Wow! I have not posted since May 21, my 40th anniversary. I am not a faithful logger. But I knew that when I started out here. I find little to help me grow in the blogs that I have briefly read. It is difficult to motivate myself to write.
Since last writing, I have had two relatively good months physically. I have had the opportunity to celebrate 40th anniversaries both at Saint Thomas Aquinas (Ames) and Saint Patrick (Cedar Falls). Both were marvelous, life-giving and energy providing opportunities for me to greet many that I have not seen for years, especially at STA. I appreciate the efforts so many made to attend, especially those who came from a distance. If you want to check out some photos, click on this link: http://evs40thsaintpatrick.shutterfly.com/
I attended a 3 day family reunion (my siblings and in-laws). I also attend the gathering of the ordination class of 1971 for the state of Iowa. This past Sunday about half of my high school graduation class came to Cedar Falls for Mass, brunch and an afternoon of visiting.
For my 25th, I reflected on my experience of priestly ministry. As Providence would have it, for my 40th, the tables were turned and people wrote me and told me of their experience of me as a priest. This has been very affirming, and somewhat enlightening to me. I share their summarized reflections with you. I do so as an invitation for YOU, to look at your life of discipleship and examine what observations others might make about you.

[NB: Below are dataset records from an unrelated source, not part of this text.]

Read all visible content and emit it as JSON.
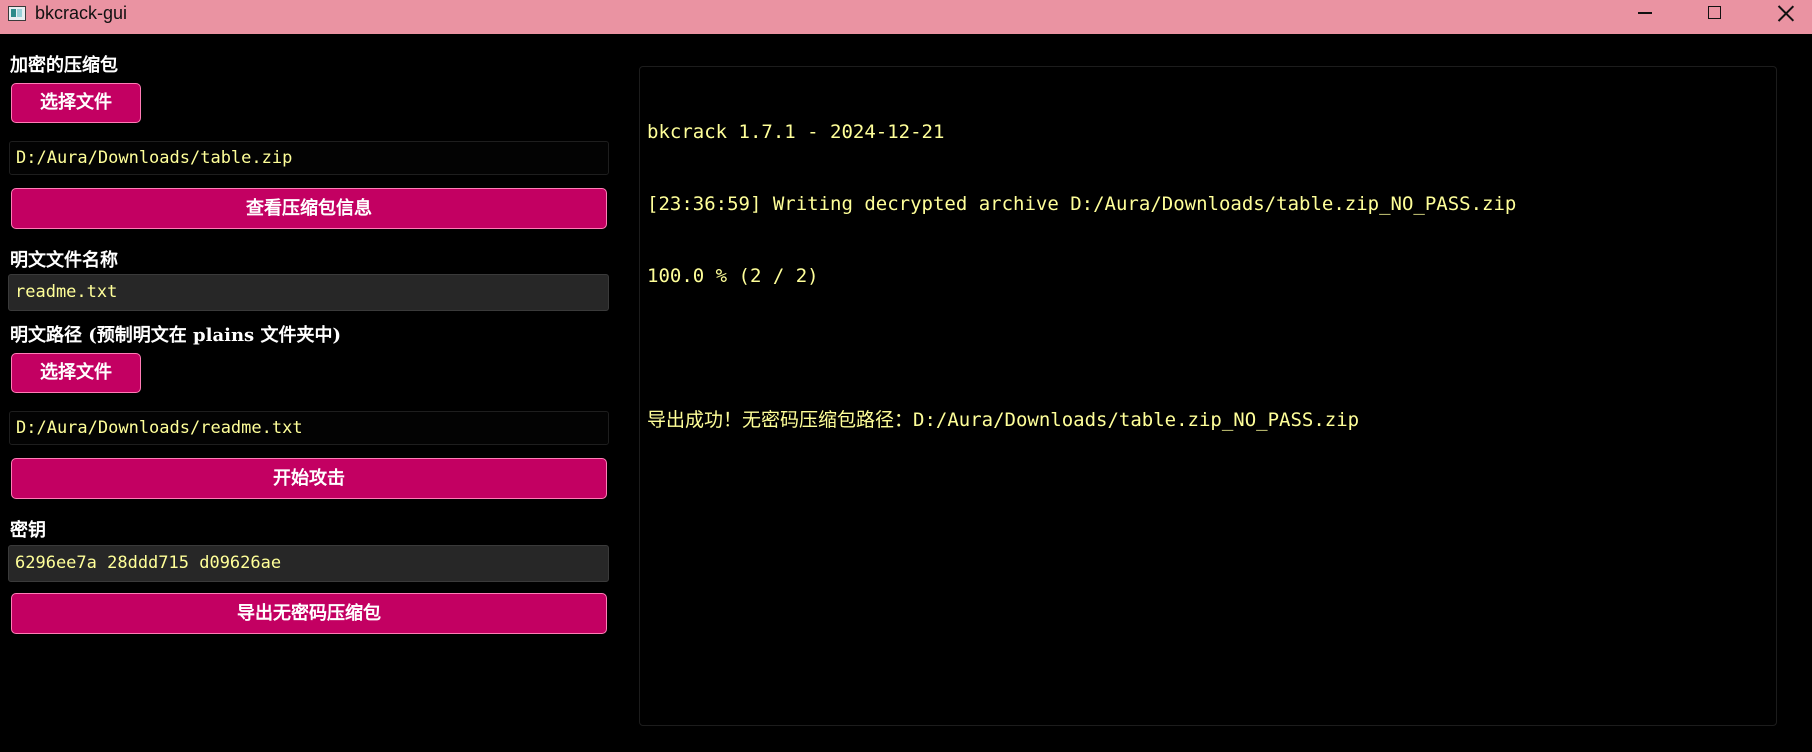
{
  "window": {
    "title": "bkcrack-gui",
    "titlebar_color": "#ea93a2",
    "accent_color": "#c30062",
    "text_color": "#ffff99"
  },
  "left_panel": {
    "encrypted_zip": {
      "label": "加密的压缩包",
      "choose_button": "选择文件",
      "path": "D:/Aura/Downloads/table.zip",
      "info_button": "查看压缩包信息"
    },
    "plain_name": {
      "label": "明文文件名称",
      "value": "readme.txt"
    },
    "plain_path": {
      "label": "明文路径 (预制明文在 plains 文件夹中)",
      "choose_button": "选择文件",
      "path": "D:/Aura/Downloads/readme.txt",
      "attack_button": "开始攻击"
    },
    "key": {
      "label": "密钥",
      "value": "6296ee7a 28ddd715 d09626ae",
      "export_button": "导出无密码压缩包"
    }
  },
  "log": {
    "lines": [
      "bkcrack 1.7.1 - 2024-12-21",
      "[23:36:59] Writing decrypted archive D:/Aura/Downloads/table.zip_NO_PASS.zip",
      "100.0 % (2 / 2)",
      "",
      "导出成功！无密码压缩包路径：D:/Aura/Downloads/table.zip_NO_PASS.zip"
    ]
  }
}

The most frequently mentioned quality was “JOY”. I have been experienced as a person of joy and happiness, especially in the Liturgy. People associate this experience with their faith in a God who cares and loves them, even in their weakness. This quality has provided many with hope in difficult times, and helped them to address difficult issues. My optimism, rooted in my own relationship with a compassionate and loving God, has served many in growing in their own faith. I have long been aware of my almost Pollyannaish optimism, but was not aware of the impact it had in the lives of others.
“YOU ARE A HUMAN BEING” was the next most frequently mentioned characteristic. Many, especially younger people, wrote it “you are the first priest I knew who was human”. If a priest is to be the face/hands/heart of the Lord, in you I first experience the humanity of Jesus. This prompted many to seek to more like Christ – a human person with emotions, and a capacity to love and be hurt. Who would have known, that simply by being myself; by being transparent, allowing others to know me as a person, I would, as a priest, touch so deeply the lives of others.
The third observation did not surprise me, other than it was third and not first! “LOVE of LITURGY” Liturgy has been the most important ministry in my priesthood, and I love celebrating and am deeply nourished spiritually by the liturgy. Again, my joy and love of liturgy helps others to entire more into the prayer life of the Church and to help them to grow spiritually.
Another frequently mentioned characteristic is that people experienced me as accepting, non-judgmental. Last Sunday we had the parable about “the weeds and the wheat”. One family told me that they liked my preaching because they thought I remained faithful to the scriptures and to the tradition of the Church without condemning parishioners. Rather, “you seem to invite us to conversion, to open ourselves to God’s mercy and become better.”
We live in a culture where people expect “performance reviews”. I thank all of you, who wrote and provided the ultimate performance review of my ministry. Now pray with me, that in time of my life, I remain faithful to our gospel values, our commitment to love and serving, and especially our relationship with a God who has been so incredibly gracious to us.